L’Université des sciences et techniques de Masuku (USTM) a frôlé l’impasse totale. En effet, des tensions persistaient depuis plusieurs mois autour du non-paiement des vacations 2024-2025. Ainsi, les enseignants ont suspendu les cours vendredi dernier. Par conséquent, cette décision a plongé l’établissement dans une zone de turbulence. Elle menaçait directement la continuité académique. Toutefois, c’est dans ce climat électrique que le président Brice Clotaire Oligui Nguema est intervenu. Ainsi, il a débloqué une première enveloppe de 700 millions de FCFA. Ce geste décisif a permis de desserrer l’étau. De plus, il a amorcé une sortie de crise.
Depuis plusieurs mois, la situation se dégradait progressivement au sein de l’établissement. En effet, les enseignants réclamaient le paiement de leurs vacations impayées. Face à l’absence de réponses concrètes, ils ont d’abord réduit leurs heures de cours. Cette réduction a ramené les enseignements à 30 % de leur capacité normale. Ensuite, faute d’avancées, ils ont décidé la suspension pure et simple des activités pédagogiques. Cette mesure radicale a mis en lumière l’ampleur du malaise universitaire.
Des enseignants excédés depuis des mois
Depuis le début de l’année, le SNEC-USTM alertait sur une situation devenue intenable. Le syndicat est conduit par le Dr Ferdinand Evoung Evoung. Par ailleurs, les vacations restaient impayées depuis septembre 2025. En outre, une surcharge de travail pesait sur les enseignants permanents, trop peu nombreux. Parallèlement, l’offre académique s’élargissait sans renforcement structurel adéquat. Cette expansion non maîtrisée a ainsi accentué les tensions internes.
L’intervention présidentielle change la donne
L’intervention du chef de l’État a constitué un signal fort pour toute la communauté universitaire. En débloquant 700 millions de FCFA, le président a répondu à l’urgence financière. Par ailleurs, il a réaffirmé la place stratégique de l’USTM dans l’écosystème scientifique gabonais. Cette décision illustre également une volonté claire d’apaisement. Désormais, les regards se tournent vers la mise en œuvre concrète de cet engagement.
Une première tranche aux enjeux multiples
Cette enveloppe, qualifiée de « première tranche », vise plusieurs objectifs essentiels. D’abord, elle cherche à apaiser durablement les tensions accumulées. Ensuite, elle doit permettre de relancer progressivement les cours suspendus. Par ailleurs, elle contribue à restaurer un minimum de confiance entre enseignants et autorités.

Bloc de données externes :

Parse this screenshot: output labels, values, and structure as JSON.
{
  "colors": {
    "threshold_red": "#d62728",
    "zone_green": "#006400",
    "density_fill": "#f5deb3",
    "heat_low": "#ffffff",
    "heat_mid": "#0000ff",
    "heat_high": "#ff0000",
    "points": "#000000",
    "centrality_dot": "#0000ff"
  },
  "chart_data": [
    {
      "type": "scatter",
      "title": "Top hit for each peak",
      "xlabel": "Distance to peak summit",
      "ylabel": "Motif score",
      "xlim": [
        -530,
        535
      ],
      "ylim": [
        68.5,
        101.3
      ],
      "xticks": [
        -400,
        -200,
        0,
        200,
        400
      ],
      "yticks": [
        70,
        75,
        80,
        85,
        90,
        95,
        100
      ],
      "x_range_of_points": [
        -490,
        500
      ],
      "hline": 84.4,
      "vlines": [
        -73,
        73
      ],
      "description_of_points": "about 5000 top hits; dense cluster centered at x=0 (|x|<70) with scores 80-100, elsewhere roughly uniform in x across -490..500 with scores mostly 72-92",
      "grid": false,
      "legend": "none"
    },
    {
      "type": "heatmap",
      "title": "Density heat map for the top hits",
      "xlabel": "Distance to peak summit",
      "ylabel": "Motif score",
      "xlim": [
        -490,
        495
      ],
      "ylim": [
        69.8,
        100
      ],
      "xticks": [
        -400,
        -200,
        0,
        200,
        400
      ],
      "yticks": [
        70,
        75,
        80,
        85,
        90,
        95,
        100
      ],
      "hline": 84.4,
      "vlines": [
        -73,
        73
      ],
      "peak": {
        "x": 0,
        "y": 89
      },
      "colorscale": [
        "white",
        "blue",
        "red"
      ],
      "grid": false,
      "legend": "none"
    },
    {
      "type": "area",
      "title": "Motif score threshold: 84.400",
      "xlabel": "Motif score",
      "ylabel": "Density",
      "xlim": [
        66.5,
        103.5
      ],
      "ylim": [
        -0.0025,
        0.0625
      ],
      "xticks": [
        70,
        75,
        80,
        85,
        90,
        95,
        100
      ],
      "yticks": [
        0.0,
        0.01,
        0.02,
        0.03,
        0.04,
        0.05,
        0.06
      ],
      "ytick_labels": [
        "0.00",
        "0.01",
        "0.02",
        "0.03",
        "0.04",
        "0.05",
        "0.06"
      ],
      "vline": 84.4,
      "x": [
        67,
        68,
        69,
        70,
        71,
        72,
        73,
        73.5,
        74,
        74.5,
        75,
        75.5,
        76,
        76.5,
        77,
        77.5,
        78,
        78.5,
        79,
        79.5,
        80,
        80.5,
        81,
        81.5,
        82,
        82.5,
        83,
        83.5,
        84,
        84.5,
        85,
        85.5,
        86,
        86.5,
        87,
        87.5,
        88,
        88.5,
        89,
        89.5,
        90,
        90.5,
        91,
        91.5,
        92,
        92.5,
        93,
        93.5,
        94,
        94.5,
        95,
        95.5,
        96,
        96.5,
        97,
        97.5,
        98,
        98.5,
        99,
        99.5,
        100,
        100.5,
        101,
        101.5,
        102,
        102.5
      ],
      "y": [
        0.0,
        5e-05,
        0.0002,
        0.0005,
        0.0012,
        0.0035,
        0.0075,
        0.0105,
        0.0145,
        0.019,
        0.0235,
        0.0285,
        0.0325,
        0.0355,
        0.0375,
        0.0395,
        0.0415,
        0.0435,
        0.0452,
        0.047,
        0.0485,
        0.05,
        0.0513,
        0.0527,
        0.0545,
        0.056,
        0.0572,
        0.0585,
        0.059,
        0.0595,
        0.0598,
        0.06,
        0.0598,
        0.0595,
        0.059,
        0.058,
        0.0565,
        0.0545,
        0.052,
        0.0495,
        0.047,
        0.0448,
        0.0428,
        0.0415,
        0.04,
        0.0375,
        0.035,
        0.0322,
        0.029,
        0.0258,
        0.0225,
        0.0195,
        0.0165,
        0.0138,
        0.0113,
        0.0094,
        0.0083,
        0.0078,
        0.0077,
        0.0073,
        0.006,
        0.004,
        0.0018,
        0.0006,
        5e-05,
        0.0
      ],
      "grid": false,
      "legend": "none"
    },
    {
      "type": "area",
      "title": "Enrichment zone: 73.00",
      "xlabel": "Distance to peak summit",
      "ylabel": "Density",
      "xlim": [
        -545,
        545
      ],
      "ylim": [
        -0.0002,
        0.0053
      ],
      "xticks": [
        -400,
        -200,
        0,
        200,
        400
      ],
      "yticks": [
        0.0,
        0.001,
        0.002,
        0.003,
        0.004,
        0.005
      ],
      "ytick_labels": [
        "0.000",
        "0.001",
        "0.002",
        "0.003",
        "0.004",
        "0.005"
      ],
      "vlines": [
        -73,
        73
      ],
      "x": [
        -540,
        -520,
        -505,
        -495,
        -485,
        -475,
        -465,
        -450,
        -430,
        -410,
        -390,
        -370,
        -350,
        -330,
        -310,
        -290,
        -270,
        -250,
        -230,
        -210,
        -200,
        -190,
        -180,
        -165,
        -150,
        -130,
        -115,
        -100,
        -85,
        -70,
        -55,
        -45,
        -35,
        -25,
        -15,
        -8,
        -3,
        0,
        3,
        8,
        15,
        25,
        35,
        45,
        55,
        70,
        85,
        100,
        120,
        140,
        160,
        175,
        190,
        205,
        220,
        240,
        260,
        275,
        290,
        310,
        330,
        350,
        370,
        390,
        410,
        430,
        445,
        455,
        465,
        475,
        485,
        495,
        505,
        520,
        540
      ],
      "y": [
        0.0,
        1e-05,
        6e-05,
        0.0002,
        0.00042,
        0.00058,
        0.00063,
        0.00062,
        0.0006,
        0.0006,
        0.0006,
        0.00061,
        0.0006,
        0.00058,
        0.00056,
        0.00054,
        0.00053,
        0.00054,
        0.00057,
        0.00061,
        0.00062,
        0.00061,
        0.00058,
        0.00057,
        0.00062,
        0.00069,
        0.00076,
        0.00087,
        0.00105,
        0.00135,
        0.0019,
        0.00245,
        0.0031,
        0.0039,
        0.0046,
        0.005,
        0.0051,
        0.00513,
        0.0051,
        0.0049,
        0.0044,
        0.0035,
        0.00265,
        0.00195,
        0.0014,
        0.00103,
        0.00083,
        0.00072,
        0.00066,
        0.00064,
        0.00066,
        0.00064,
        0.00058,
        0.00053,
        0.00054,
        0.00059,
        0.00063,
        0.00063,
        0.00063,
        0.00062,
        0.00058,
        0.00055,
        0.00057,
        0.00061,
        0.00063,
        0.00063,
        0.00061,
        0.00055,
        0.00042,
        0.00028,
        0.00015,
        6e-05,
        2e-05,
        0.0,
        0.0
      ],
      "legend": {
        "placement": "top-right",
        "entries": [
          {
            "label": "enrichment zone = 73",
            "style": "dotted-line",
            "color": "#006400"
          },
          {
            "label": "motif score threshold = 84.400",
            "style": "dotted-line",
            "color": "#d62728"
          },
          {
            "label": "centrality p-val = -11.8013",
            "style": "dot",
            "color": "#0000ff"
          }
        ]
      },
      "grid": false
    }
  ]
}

Surtout, elle marque la reconnaissance officielle d’un problème structurel longtemps ignoré. En effet, l’université ne peut fonctionner durablement sans financement stable ni recrutement cohérent.
Des défis structurels encore à relever
Cependant, cette avancée ne clôt pas entièrement le dossier. Les enseignants attendent désormais un calendrier clair pour le paiement intégral des arriérés. De même, ils réclament la mise en œuvre complète de l’audit du ministère du Budget. Par ailleurs, la question du déficit en personnel permanent demeure entière. Enfin, la soutenabilité financière d’un système universitaire en expansion reste posée. Ainsi, l’USTM a évité le pire, mais la crise révèle un défi plus profond. Bâtir une université à la hauteur des ambitions scientifiques du pays exige davantage qu’une aide ponctuelle. La stabilité durable reste donc à construire.